On 28 December 2015 at 10:03, Joe Corneli holtzermann17@gmail.com wrote:
On Mon, Dec 28 2015, Oliver Keyes wrote:
My big question is how these pedagogic maps factor in the negatives of peer production communities - harassment, toxicity - and route around or solve for them.
Hi Oliver,
Thanks for the speedy and thought-provoking reply!
The question above is a good one. We did have a basic collection of "antipatterns", but didn't develop them in this paper, because thinking about antipatterns adds some complexity and we wanted to get the "positive" vision more firmly in mind first. With that accomplished, I'd love to write a sequel sometime about "Antipatterns of Peeragogy"!
Cool! This makes sense and is one of the concerns I've heard about including antipatterns and patterns together; that it leads to claims of a work "lacking focus". I would argue (just for myself, and editorial boards probably feel very very differently) that not including antipatterns makes a design pattern or template of limited applicability and so said editorial boards should be approving of it - but that's, again, just for me ;p.

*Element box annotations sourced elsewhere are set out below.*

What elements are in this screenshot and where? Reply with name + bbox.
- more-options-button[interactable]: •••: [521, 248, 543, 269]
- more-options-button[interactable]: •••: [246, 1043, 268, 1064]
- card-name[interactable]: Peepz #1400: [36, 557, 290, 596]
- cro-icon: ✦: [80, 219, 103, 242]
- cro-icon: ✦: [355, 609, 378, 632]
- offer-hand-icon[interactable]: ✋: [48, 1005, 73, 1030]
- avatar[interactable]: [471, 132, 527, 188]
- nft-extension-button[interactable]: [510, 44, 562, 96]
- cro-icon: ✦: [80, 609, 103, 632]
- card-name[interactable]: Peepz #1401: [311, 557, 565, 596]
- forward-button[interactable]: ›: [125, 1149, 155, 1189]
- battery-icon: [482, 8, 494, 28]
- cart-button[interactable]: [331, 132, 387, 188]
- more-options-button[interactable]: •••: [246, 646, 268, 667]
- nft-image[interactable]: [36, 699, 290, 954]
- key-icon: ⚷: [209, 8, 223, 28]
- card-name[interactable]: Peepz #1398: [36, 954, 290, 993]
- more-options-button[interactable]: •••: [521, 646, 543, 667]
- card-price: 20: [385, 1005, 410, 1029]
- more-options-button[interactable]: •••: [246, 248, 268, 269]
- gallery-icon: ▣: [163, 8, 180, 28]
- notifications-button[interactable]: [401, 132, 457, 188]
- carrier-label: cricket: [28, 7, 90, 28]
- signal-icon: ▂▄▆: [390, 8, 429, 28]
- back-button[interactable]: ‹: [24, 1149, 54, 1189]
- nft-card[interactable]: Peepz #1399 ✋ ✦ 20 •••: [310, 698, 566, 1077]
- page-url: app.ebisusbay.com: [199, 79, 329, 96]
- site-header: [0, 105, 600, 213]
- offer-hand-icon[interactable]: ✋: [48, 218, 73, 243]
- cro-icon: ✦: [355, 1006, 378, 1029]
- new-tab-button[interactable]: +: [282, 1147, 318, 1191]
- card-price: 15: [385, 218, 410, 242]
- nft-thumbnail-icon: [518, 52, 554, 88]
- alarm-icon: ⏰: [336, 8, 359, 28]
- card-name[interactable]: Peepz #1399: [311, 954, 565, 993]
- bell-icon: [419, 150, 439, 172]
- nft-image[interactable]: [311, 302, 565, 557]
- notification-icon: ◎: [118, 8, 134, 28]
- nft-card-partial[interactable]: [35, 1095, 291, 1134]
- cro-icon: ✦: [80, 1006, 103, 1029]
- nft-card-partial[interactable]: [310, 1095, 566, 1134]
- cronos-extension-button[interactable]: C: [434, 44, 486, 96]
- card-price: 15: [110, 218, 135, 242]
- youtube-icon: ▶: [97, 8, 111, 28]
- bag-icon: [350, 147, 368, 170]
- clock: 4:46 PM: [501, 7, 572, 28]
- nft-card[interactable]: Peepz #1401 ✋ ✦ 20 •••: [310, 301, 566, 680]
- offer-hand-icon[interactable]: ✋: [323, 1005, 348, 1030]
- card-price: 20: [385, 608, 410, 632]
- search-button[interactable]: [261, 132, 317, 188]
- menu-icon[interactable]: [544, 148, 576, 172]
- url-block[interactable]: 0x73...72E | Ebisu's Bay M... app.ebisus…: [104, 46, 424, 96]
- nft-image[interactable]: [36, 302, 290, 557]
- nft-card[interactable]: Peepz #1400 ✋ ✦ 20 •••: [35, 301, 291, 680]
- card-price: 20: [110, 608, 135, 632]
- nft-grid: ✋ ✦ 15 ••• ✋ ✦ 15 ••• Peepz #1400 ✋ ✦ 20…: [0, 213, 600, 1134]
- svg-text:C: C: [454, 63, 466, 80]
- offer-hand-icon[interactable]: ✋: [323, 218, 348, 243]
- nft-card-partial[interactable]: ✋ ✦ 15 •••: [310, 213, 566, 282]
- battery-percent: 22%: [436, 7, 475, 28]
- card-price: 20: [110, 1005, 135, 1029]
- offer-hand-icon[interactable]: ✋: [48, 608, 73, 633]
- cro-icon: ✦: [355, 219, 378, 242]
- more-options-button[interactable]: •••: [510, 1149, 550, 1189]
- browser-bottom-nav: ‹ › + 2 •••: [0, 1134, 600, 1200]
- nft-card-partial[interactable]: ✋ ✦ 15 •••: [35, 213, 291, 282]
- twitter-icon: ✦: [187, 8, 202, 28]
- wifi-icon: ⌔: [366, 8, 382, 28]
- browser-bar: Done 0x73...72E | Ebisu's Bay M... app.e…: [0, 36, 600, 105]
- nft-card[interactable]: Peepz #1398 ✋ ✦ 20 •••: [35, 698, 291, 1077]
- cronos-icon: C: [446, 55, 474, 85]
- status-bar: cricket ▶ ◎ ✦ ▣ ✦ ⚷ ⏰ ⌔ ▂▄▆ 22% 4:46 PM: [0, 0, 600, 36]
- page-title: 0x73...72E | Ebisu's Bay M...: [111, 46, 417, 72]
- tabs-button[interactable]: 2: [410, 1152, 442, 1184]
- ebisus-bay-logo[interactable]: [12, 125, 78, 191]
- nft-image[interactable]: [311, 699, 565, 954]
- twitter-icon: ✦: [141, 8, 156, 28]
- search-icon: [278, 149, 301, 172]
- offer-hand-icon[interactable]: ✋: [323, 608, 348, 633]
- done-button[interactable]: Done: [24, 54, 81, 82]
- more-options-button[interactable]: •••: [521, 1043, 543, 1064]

Still, the current catalog should definitely help surface and do something about concerns. The strategy would be something like: start with the Scrapbook pattern and existing critiques, develop a short list of criticisms into A specific project, and build a Roadmap that involves others in addressing the issue that was identified.
A recent thread kicked off by Pine seems to be an example along those lines: https://lists.wikimedia.org/pipermail/wiki-research-l/2015-December/004927.h...
I do wonder about the generalisability of some of the examples; in particular while Wikiprojects are _ideally_ a good starting point for a lot of newcomers I don't have the data to hand about whether, in practice, it is the starting point for a large proportion of users, and I don't see citations to that effect in your paper (although I do see the claim). It would be good if someone more informed about this particular question than I could chip in with what they've measured/observed in detail (I know some people have been studying Wikiprojects specifically, particularly James Hare)
I've been impressed with some of my own earlier common-sensical guesswork that turned out not to hold water, and accordingly have tried to be careful to cite or footnote the Wikimedia evidence, but indeed that is one of the intuitive claims that is ^[citation needed]. Even though there are "many" users involved with Wikiprojects, the population might be oldtimers rather than new users. I'll look around a bit more, and/or adjust the claim to focus on current population of Wikiproject contributors rather than on the hypothesis that the projects are used for wiki onramping.
Yeah; from my own subjective experiences it's more oldtimers than newtimers, but this may also be common-sensical-but-not-holiding-water!